At Idaho Partners for Good one of our founding beliefs is to cultivate multi-generational and diverse leadership. Our community deserves voices that extend beyond the norm and into the innovative! We do this through many avenues including recruiting and empowering young leaders to help lead our organization, as well as those we work with. One great example is Lantz McGinnis-Brown. Lantz leads our Evaluation Team and is a Board Member.  He is surrounded by elder leaders and experts on the evaluation team whom he readily learns from while also leading them.  

On Monday, January 22, 2024, members of the evaluation team went to learn about the research Lantz conducted for his PhD dissertation. WOW! Not only did he do an outstanding job in the research, but he also contributed to the body of knowledge in a space we’re operating in with our grantee, Jesse Tree of Idaho. The title of his research is Narratives on Homelessness: Investigating the Connections between Language and Learning

He was looking at the variation between how the perceptions (including biases) these nonprofits had about the homeless population they served shaped the experiences of those clients. Nonprofits with poor feedback processes, and negative conceptions of client needs and characteristics, faced difficulties in representing their clients effectively or equitably.

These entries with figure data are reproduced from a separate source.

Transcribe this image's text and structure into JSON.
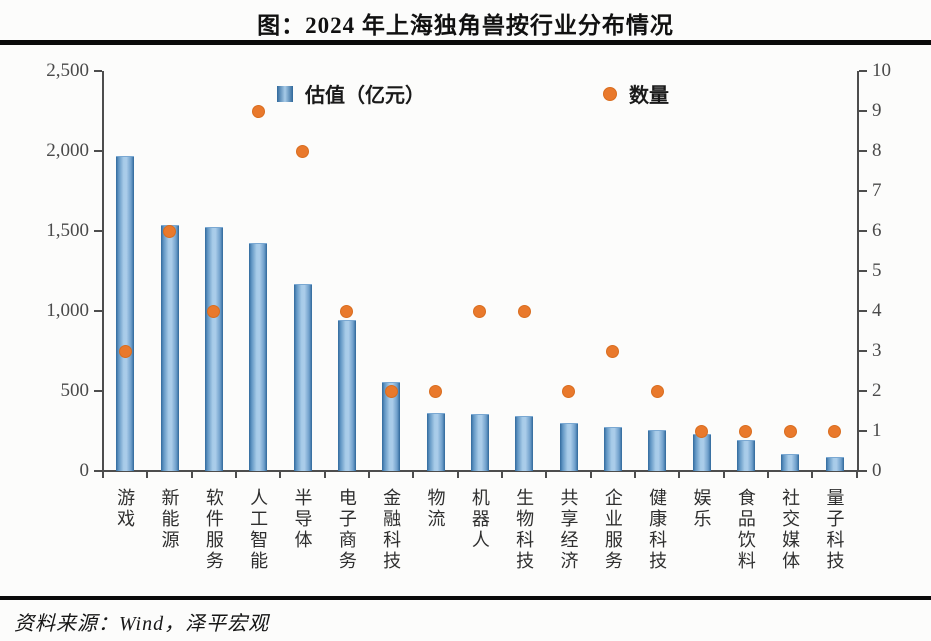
{
  "title": "图：2024 年上海独角兽按行业分布情况",
  "footer": {
    "source": "资料来源：Wind，泽平宏观"
  },
  "colors": {
    "bar_light": "#a7cbe8",
    "bar_dark": "#31699c",
    "dot_orange": "#e9792c",
    "axis_gray": "#4d4d4d",
    "rule_black": "#0a0a0a"
  },
  "legend": [
    {
      "label": "估值（亿元）",
      "marker": "bar-square"
    },
    {
      "label": "数量",
      "marker": "orange-dot"
    }
  ],
  "chart_data": {
    "type": "bar",
    "title": "图：2024 年上海独角兽按行业分布情况",
    "categories": [
      "游戏",
      "新能源",
      "软件服务",
      "人工智能",
      "半导体",
      "电子商务",
      "金融科技",
      "物流",
      "机器人",
      "生物科技",
      "共享经济",
      "企业服务",
      "健康科技",
      "娱乐",
      "食品饮料",
      "社交媒体",
      "量子科技"
    ],
    "series": [
      {
        "name": "估值（亿元）",
        "type": "bar",
        "axis": "left",
        "values": [
          1960,
          1530,
          1520,
          1420,
          1160,
          940,
          550,
          355,
          350,
          335,
          295,
          270,
          250,
          225,
          190,
          100,
          80
        ]
      },
      {
        "name": "数量",
        "type": "scatter",
        "axis": "right",
        "values": [
          3,
          6,
          4,
          9,
          8,
          4,
          2,
          2,
          4,
          4,
          2,
          3,
          2,
          1,
          1,
          1,
          1
        ]
      }
    ],
    "left_axis": {
      "min": 0,
      "max": 2500,
      "step": 500,
      "tick_labels": [
        "0",
        "500",
        "1,000",
        "1,500",
        "2,000",
        "2,500"
      ]
    },
    "right_axis": {
      "min": 0,
      "max": 10,
      "step": 1,
      "tick_labels": [
        "0",
        "1",
        "2",
        "3",
        "4",
        "5",
        "6",
        "7",
        "8",
        "9",
        "10"
      ]
    },
    "grid": false,
    "legend_position": "top-inside"
  }
}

Few studies have explicitly looked at the connection between organizational narratives and structures. It was a comparative case study of 46 homelessness service nonprofit organizations across a clustered sample of cities similar to Boise, Idaho. The Narrative Policy Framework was used to identify key narrative areas in which organizations may vary, including prevailing descriptions of the setting/context that the organization operates within, the key characters at play, the nature of the problem being addressed, the solution for that problem, and the plot (the perceived relationship between the other elements). His study considered these elements and their impact, through feedback processes, on client representation.

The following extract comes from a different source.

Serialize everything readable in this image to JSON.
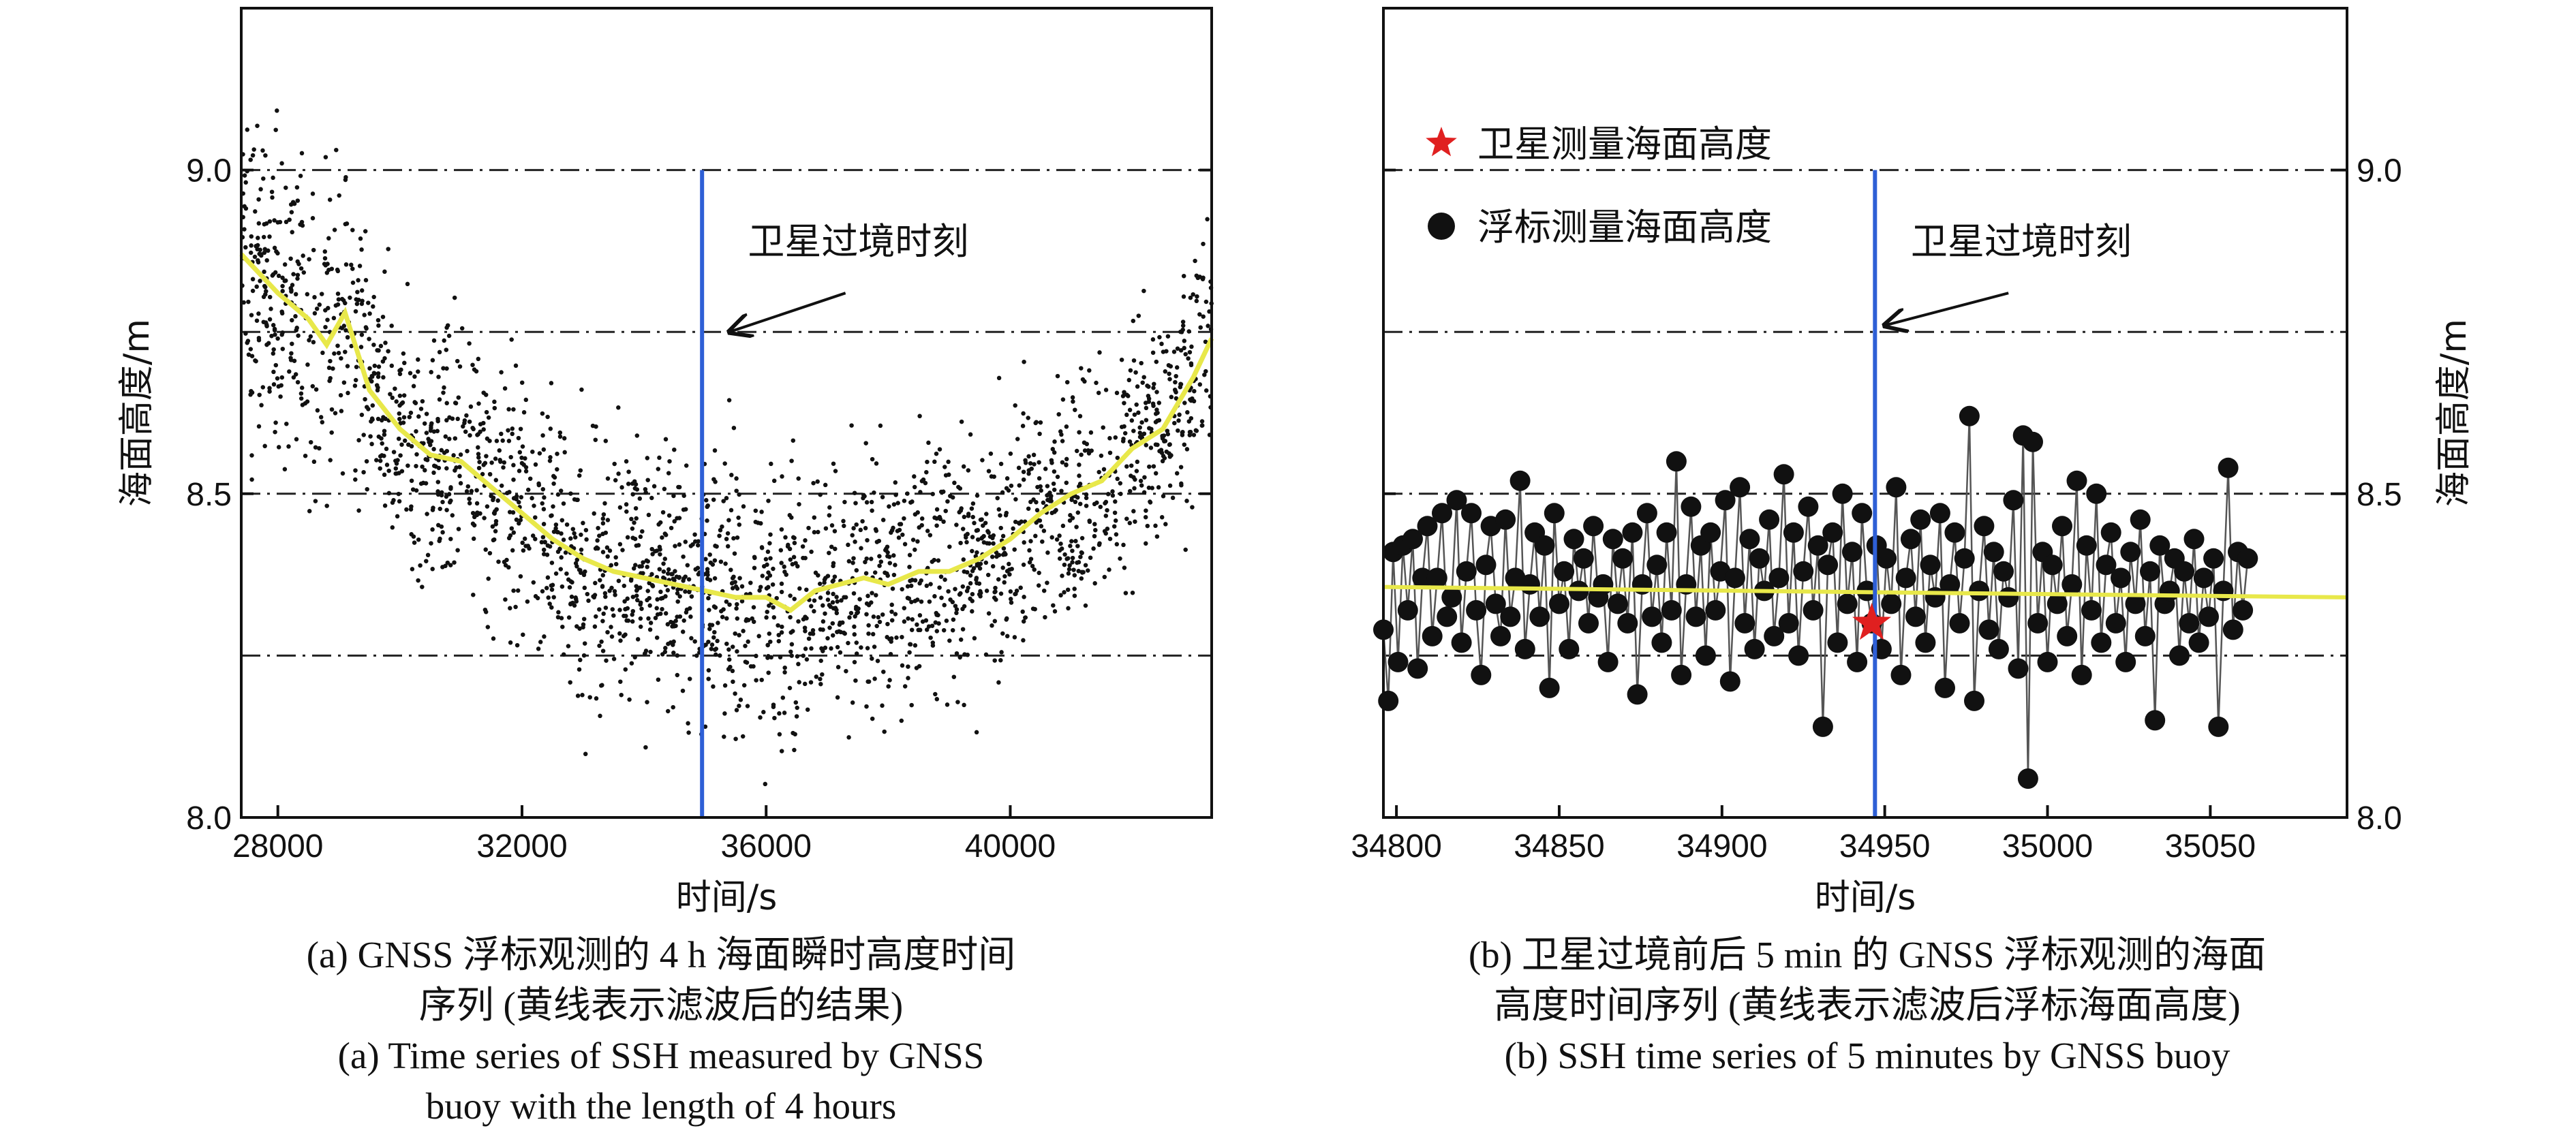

The value of this research goes well beyond the homeless service organizations and into all people-serving nonprofits. How? Imagine helping an organization better understand their clients through designing feedback processes based on a learner's mindset rather than biases and false conceptions.  No organization wants to admit they have a negative mindset about their clients, but it shows up pretty clearly in Lantz’s research. Let’s support more emerging leaders and put them into seats where their ideas and solutions get tested and implemented! Congratulations Dr. Lantz McGinnis-Brown!